What accounting policy change did Canopy Lawn Care implement during 2024?
Canopy_Lawn_Care Franchise · 2025 FDDAnswer from 2025 FDD Document
We draw attention to Note 10 of the consolidated financial statements, which describes a change in the Company's accounting policy of allocating a portion of the Company's parent company's provision or credit for income taxes. During 2024, the Company has opted to no longer record an allocation for its parent company's provision or credit for income taxes, as allowed by Accounting Standards Codification 740, Income Taxes, as it better reflects the specific tax position of the Company.
This change has been applied retrospectively. As a result, the Company has restated its comparative consolidated financial statements to reflect the new policy. The effect of this change is disclosed in Note 10, including adjustments to the opening balance of member's equity. Our opinion is not modified in respect of this matter.

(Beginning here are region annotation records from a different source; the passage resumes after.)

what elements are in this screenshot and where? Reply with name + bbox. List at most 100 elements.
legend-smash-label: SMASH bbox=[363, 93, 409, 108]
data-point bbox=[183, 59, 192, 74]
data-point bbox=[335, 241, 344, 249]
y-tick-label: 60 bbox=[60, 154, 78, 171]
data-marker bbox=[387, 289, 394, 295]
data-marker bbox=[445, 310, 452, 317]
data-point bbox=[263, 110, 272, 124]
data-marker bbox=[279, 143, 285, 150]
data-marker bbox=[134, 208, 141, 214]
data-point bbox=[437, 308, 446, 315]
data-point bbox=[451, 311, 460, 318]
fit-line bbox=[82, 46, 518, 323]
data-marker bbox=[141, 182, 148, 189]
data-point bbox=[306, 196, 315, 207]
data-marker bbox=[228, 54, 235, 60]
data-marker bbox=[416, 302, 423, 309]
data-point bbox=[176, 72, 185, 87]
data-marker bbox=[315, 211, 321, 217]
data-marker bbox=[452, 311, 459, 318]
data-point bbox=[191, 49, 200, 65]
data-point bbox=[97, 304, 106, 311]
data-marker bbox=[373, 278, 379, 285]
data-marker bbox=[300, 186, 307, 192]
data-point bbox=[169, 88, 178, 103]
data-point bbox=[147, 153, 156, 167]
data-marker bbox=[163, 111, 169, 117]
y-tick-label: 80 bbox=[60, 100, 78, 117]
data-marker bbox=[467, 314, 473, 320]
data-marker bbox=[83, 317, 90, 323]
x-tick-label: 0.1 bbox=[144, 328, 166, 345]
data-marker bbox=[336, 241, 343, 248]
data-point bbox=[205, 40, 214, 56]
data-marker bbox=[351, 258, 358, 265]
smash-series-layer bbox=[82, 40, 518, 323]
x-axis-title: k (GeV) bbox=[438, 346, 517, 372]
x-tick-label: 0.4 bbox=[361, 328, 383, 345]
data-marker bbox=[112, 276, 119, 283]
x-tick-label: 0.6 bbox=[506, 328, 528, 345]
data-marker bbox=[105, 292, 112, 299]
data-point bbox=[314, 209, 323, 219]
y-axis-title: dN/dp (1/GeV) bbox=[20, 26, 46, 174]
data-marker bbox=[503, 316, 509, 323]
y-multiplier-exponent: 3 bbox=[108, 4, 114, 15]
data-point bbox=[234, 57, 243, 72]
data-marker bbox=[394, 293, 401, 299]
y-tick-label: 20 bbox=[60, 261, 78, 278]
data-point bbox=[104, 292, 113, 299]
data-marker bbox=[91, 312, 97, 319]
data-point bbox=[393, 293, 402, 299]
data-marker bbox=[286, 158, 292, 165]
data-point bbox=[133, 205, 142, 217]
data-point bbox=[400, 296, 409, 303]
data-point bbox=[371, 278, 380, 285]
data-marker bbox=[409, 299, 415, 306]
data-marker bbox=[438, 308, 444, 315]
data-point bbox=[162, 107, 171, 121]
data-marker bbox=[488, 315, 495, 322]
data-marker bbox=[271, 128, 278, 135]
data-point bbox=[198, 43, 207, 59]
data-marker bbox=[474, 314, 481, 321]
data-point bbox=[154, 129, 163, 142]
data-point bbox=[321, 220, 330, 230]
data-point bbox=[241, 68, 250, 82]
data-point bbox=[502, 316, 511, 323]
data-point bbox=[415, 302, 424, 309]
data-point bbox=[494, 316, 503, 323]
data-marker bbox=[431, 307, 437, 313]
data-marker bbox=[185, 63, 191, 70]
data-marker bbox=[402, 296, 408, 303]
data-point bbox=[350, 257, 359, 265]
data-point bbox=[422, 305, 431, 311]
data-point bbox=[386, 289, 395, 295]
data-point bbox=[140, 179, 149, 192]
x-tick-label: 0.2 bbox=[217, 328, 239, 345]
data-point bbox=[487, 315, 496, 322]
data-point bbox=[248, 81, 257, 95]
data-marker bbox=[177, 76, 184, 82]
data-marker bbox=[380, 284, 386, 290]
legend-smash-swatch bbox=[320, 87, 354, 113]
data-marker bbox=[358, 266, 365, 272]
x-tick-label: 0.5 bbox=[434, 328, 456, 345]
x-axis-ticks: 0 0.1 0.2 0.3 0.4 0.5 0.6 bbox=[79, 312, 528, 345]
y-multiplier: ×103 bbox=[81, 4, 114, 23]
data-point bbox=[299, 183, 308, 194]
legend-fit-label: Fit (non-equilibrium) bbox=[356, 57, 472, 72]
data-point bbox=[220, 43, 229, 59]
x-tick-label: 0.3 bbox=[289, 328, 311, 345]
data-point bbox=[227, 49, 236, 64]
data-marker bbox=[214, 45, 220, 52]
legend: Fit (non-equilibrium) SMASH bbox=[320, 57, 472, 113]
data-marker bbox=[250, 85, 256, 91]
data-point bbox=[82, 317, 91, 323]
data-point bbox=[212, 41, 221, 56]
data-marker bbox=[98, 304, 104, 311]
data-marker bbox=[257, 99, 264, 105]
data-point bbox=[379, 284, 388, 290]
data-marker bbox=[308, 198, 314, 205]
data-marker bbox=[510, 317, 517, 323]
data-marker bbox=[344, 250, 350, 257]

Source: Item 21 — FINANCIAL STATEMENTS (FDD page 55)
What This Means (2025 FDD)
According to the 2025 FDD, Canopy Lawn Care's parent company, Outdoor Living Brands Holdco, LLC, implemented a change in its accounting policy during 2024. Specifically, the company opted to no longer record an allocation for its parent company's provision or credit for income taxes. This decision was made as allowed by Accounting Standards Codification 740, Income Taxes, because it was determined to better reflect the specific tax position of the company.
This accounting policy change was applied retrospectively, meaning that the company restated its comparative consolidated financial statements to reflect the new policy. The effect of this change is disclosed in Note 10 of the consolidated financial statements, including adjustments to the opening balance of member's equity.
For a prospective Canopy Lawn Care franchisee, this change primarily affects the presentation and interpretation of the company's financial statements. The restatement ensures that financial data from previous years is comparable under the new accounting policy, providing a more accurate view of the company's financial performance. While this change does not directly impact the franchisee's day-to-day operations, understanding these accounting adjustments is important for assessing the overall financial health and stability of the franchisor.